In comparison, less than one in twenty Swedes and less than one in ten Danes were classed as anti-Semitic in the organization's first ever survey of attitudes towards Jewish people in over 100 countries around the world.
 
However, Scandinavia came out as one of the world's least anti-Semitic regions, so Norwegians needn't feel too ashamed of their countrymen. 
 
According to the survey, as many 26 percent of adults worldwide count as anti-Semitic, with the proportion as high as 74 percent in the Middle East and North Africa (compared to 15 percent in Norway, four percent in Sweden and nine percent in Denmark). 
 
“For the first time we have a real sense of how pervasive and persistent anti-Semitism is today around the world,” Abraham Foxman, the national director of the Anti-Defamation League, said about the survey. 
 
The highest concentration of anti-Semitic views was found in the West Bank and Gaza, where 93 percent of respondents were classed as anti-Semitic, followed by Iraq at 92 percent. 
 
In the other Nordic countries, 15 percent of Finland's population and 16 percent of Iceland's were classed as holding anti-Semitic views.

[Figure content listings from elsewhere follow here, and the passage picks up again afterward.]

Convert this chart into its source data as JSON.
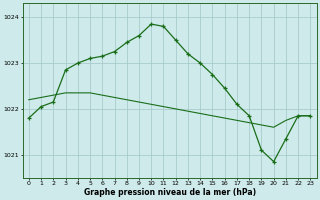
{
  "x": [
    0,
    1,
    2,
    3,
    4,
    5,
    6,
    7,
    8,
    9,
    10,
    11,
    12,
    13,
    14,
    15,
    16,
    17,
    18,
    19,
    20,
    21,
    22,
    23
  ],
  "line1": [
    1022.2,
    1022.25,
    1022.3,
    1022.35,
    1022.35,
    1022.35,
    1022.3,
    1022.25,
    1022.2,
    1022.15,
    1022.1,
    1022.05,
    1022.0,
    1021.95,
    1021.9,
    1021.85,
    1021.8,
    1021.75,
    1021.7,
    1021.65,
    1021.6,
    1021.75,
    1021.85,
    1021.85
  ],
  "line2": [
    1021.8,
    1022.05,
    1022.15,
    1022.85,
    1023.0,
    1023.1,
    1023.15,
    1023.25,
    1023.45,
    1023.6,
    1023.85,
    1023.8,
    1023.5,
    1023.2,
    1023.0,
    1022.75,
    1022.45,
    1022.1,
    1021.85,
    1021.1,
    1020.85,
    1021.35,
    1021.85,
    1021.85
  ],
  "background_color": "#ceeaea",
  "grid_color": "#a8cccc",
  "line_color": "#1a6e1a",
  "xlabel": "Graphe pression niveau de la mer (hPa)",
  "ylim": [
    1020.5,
    1024.3
  ],
  "xlim": [
    -0.5,
    23.5
  ],
  "yticks": [
    1021,
    1022,
    1023,
    1024
  ],
  "title_fontsize": 5.5,
  "tick_fontsize": 4.5
}
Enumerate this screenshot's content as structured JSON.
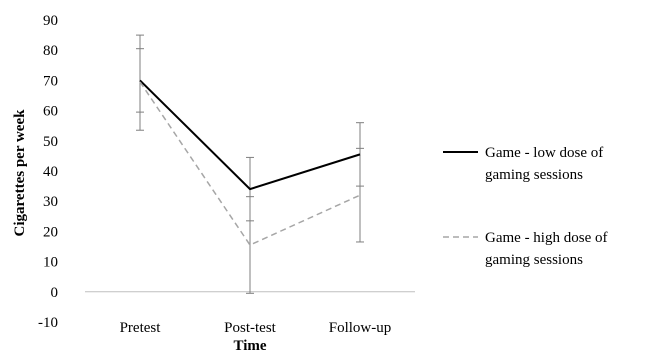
{
  "chart_data": {
    "type": "line",
    "categories": [
      "Pretest",
      "Post-test",
      "Follow-up"
    ],
    "xlabel": "Time",
    "ylabel": "Cigarettes per week",
    "ylim": [
      -10,
      90
    ],
    "yticks": [
      "-10",
      "0",
      "10",
      "20",
      "30",
      "40",
      "50",
      "60",
      "70",
      "80",
      "90"
    ],
    "grid": false,
    "legend_position": "right",
    "series": [
      {
        "name": "Game - low dose of gaming sessions",
        "name_lines": [
          "Game - low dose of",
          "gaming sessions"
        ],
        "values": [
          70,
          34,
          45.5
        ],
        "error_low": [
          59.5,
          23.5,
          35
        ],
        "error_high": [
          80.5,
          44.5,
          56
        ],
        "color": "#000000",
        "style": "solid"
      },
      {
        "name": "Game - high dose of gaming sessions",
        "name_lines": [
          "Game - high dose of",
          "gaming sessions"
        ],
        "values": [
          69.5,
          15.5,
          32
        ],
        "error_low": [
          53.5,
          -0.5,
          16.5
        ],
        "error_high": [
          85,
          31.5,
          47.5
        ],
        "color": "#a6a6a6",
        "style": "dashed"
      }
    ]
  }
}
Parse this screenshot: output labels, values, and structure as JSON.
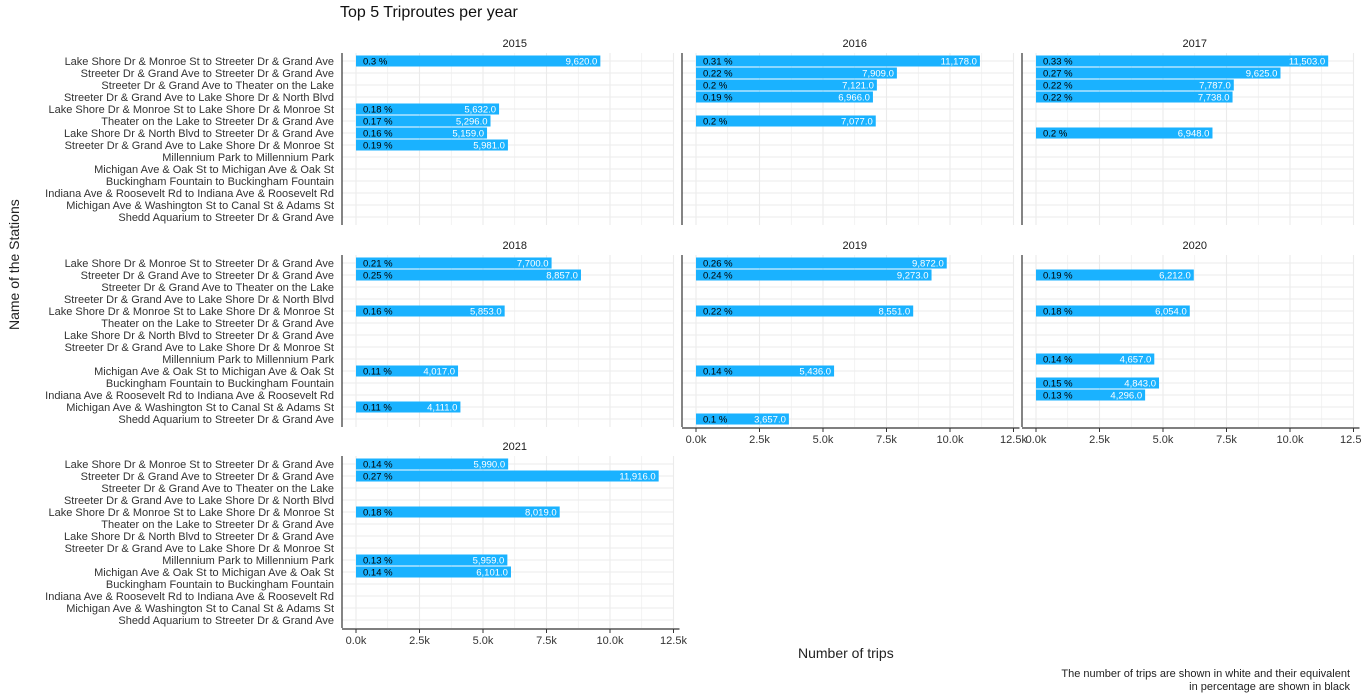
{
  "chart_title": "Top 5 Triproutes per year",
  "axis": {
    "xlabel": "Number of trips",
    "ylabel": "Name of the Stations"
  },
  "caption": "The number of trips are shown in white and their equivalent\nin percentage are shown in black",
  "colors": {
    "bar": "#1ab2ff",
    "grid": "#ebebeb",
    "white_label": "#ffffff",
    "black_label": "#000000"
  },
  "chart_data": {
    "type": "bar",
    "orientation": "horizontal",
    "facet_layout": "3x3 wrap, 7 panels",
    "categories": [
      "Lake Shore Dr & Monroe St to Streeter Dr & Grand Ave",
      "Streeter Dr & Grand Ave to Streeter Dr & Grand Ave",
      "Streeter Dr & Grand Ave to Theater on the Lake",
      "Streeter Dr & Grand Ave to Lake Shore Dr & North Blvd",
      "Lake Shore Dr & Monroe St to Lake Shore Dr & Monroe St",
      "Theater on the Lake to Streeter Dr & Grand Ave",
      "Lake Shore Dr & North Blvd to Streeter Dr & Grand Ave",
      "Streeter Dr & Grand Ave to Lake Shore Dr & Monroe St",
      "Millennium Park to Millennium Park",
      "Michigan Ave & Oak St to Michigan Ave & Oak St",
      "Buckingham Fountain to Buckingham Fountain",
      "Indiana Ave & Roosevelt Rd to Indiana Ave & Roosevelt Rd",
      "Michigan Ave & Washington St to Canal St & Adams St",
      "Shedd Aquarium to Streeter Dr & Grand Ave"
    ],
    "xlim": [
      0,
      12500
    ],
    "xticks": [
      0,
      2500,
      5000,
      7500,
      10000,
      12500
    ],
    "xtick_labels": [
      "0.0k",
      "2.5k",
      "5.0k",
      "7.5k",
      "10.0k",
      "12.5k"
    ],
    "grid": true,
    "panels": [
      {
        "year": "2015",
        "bars": [
          {
            "row": 0,
            "value": 9620,
            "label": "9,620.0",
            "pct": "0.3 %"
          },
          {
            "row": 4,
            "value": 5632,
            "label": "5,632.0",
            "pct": "0.18 %"
          },
          {
            "row": 5,
            "value": 5296,
            "label": "5,296.0",
            "pct": "0.17 %"
          },
          {
            "row": 6,
            "value": 5159,
            "label": "5,159.0",
            "pct": "0.16 %"
          },
          {
            "row": 7,
            "value": 5981,
            "label": "5,981.0",
            "pct": "0.19 %"
          }
        ]
      },
      {
        "year": "2016",
        "bars": [
          {
            "row": 0,
            "value": 11178,
            "label": "11,178.0",
            "pct": "0.31 %"
          },
          {
            "row": 1,
            "value": 7909,
            "label": "7,909.0",
            "pct": "0.22 %"
          },
          {
            "row": 2,
            "value": 7121,
            "label": "7,121.0",
            "pct": "0.2 %"
          },
          {
            "row": 3,
            "value": 6966,
            "label": "6,966.0",
            "pct": "0.19 %"
          },
          {
            "row": 5,
            "value": 7077,
            "label": "7,077.0",
            "pct": "0.2 %"
          }
        ]
      },
      {
        "year": "2017",
        "bars": [
          {
            "row": 0,
            "value": 11503,
            "label": "11,503.0",
            "pct": "0.33 %"
          },
          {
            "row": 1,
            "value": 9625,
            "label": "9,625.0",
            "pct": "0.27 %"
          },
          {
            "row": 2,
            "value": 7787,
            "label": "7,787.0",
            "pct": "0.22 %"
          },
          {
            "row": 3,
            "value": 7738,
            "label": "7,738.0",
            "pct": "0.22 %"
          },
          {
            "row": 6,
            "value": 6948,
            "label": "6,948.0",
            "pct": "0.2 %"
          }
        ]
      },
      {
        "year": "2018",
        "bars": [
          {
            "row": 0,
            "value": 7700,
            "label": "7,700.0",
            "pct": "0.21 %"
          },
          {
            "row": 1,
            "value": 8857,
            "label": "8,857.0",
            "pct": "0.25 %"
          },
          {
            "row": 4,
            "value": 5853,
            "label": "5,853.0",
            "pct": "0.16 %"
          },
          {
            "row": 9,
            "value": 4017,
            "label": "4,017.0",
            "pct": "0.11 %"
          },
          {
            "row": 12,
            "value": 4111,
            "label": "4,111.0",
            "pct": "0.11 %"
          }
        ]
      },
      {
        "year": "2019",
        "bars": [
          {
            "row": 0,
            "value": 9872,
            "label": "9,872.0",
            "pct": "0.26 %"
          },
          {
            "row": 1,
            "value": 9273,
            "label": "9,273.0",
            "pct": "0.24 %"
          },
          {
            "row": 4,
            "value": 8551,
            "label": "8,551.0",
            "pct": "0.22 %"
          },
          {
            "row": 9,
            "value": 5436,
            "label": "5,436.0",
            "pct": "0.14 %"
          },
          {
            "row": 13,
            "value": 3657,
            "label": "3,657.0",
            "pct": "0.1 %"
          }
        ]
      },
      {
        "year": "2020",
        "bars": [
          {
            "row": 1,
            "value": 6212,
            "label": "6,212.0",
            "pct": "0.19 %"
          },
          {
            "row": 4,
            "value": 6054,
            "label": "6,054.0",
            "pct": "0.18 %"
          },
          {
            "row": 8,
            "value": 4657,
            "label": "4,657.0",
            "pct": "0.14 %"
          },
          {
            "row": 10,
            "value": 4843,
            "label": "4,843.0",
            "pct": "0.15 %"
          },
          {
            "row": 11,
            "value": 4296,
            "label": "4,296.0",
            "pct": "0.13 %"
          }
        ]
      },
      {
        "year": "2021",
        "bars": [
          {
            "row": 0,
            "value": 5990,
            "label": "5,990.0",
            "pct": "0.14 %"
          },
          {
            "row": 1,
            "value": 11916,
            "label": "11,916.0",
            "pct": "0.27 %"
          },
          {
            "row": 4,
            "value": 8019,
            "label": "8,019.0",
            "pct": "0.18 %"
          },
          {
            "row": 8,
            "value": 5959,
            "label": "5,959.0",
            "pct": "0.13 %"
          },
          {
            "row": 9,
            "value": 6101,
            "label": "6,101.0",
            "pct": "0.14 %"
          }
        ]
      }
    ]
  }
}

The most anti-Semitic country in Western Europe was Greece, with 69 percent classed as anti-Semitic, followed by France with 34 percent. 
 
The ADL researchers classed respondents as anti-Semitic if they answered 'probably true' to six out of eleven statements classed as "anti-Semitic stereotypes" in their questionnaire. 
 
The most commonly held anti-Semitic belief was 'Jews are more loyal to Israel than to [this country/the countries they live in]', which was seen as 'probably true' by 41 percent of respondents worldwide and 45 percent in Western Europe.
 
The survey, conducted between July 2013 and February this year,  was based on questionnaires filled in by 53,100 adults in 102 countries, accounting for 88 percent of the world’s adult population.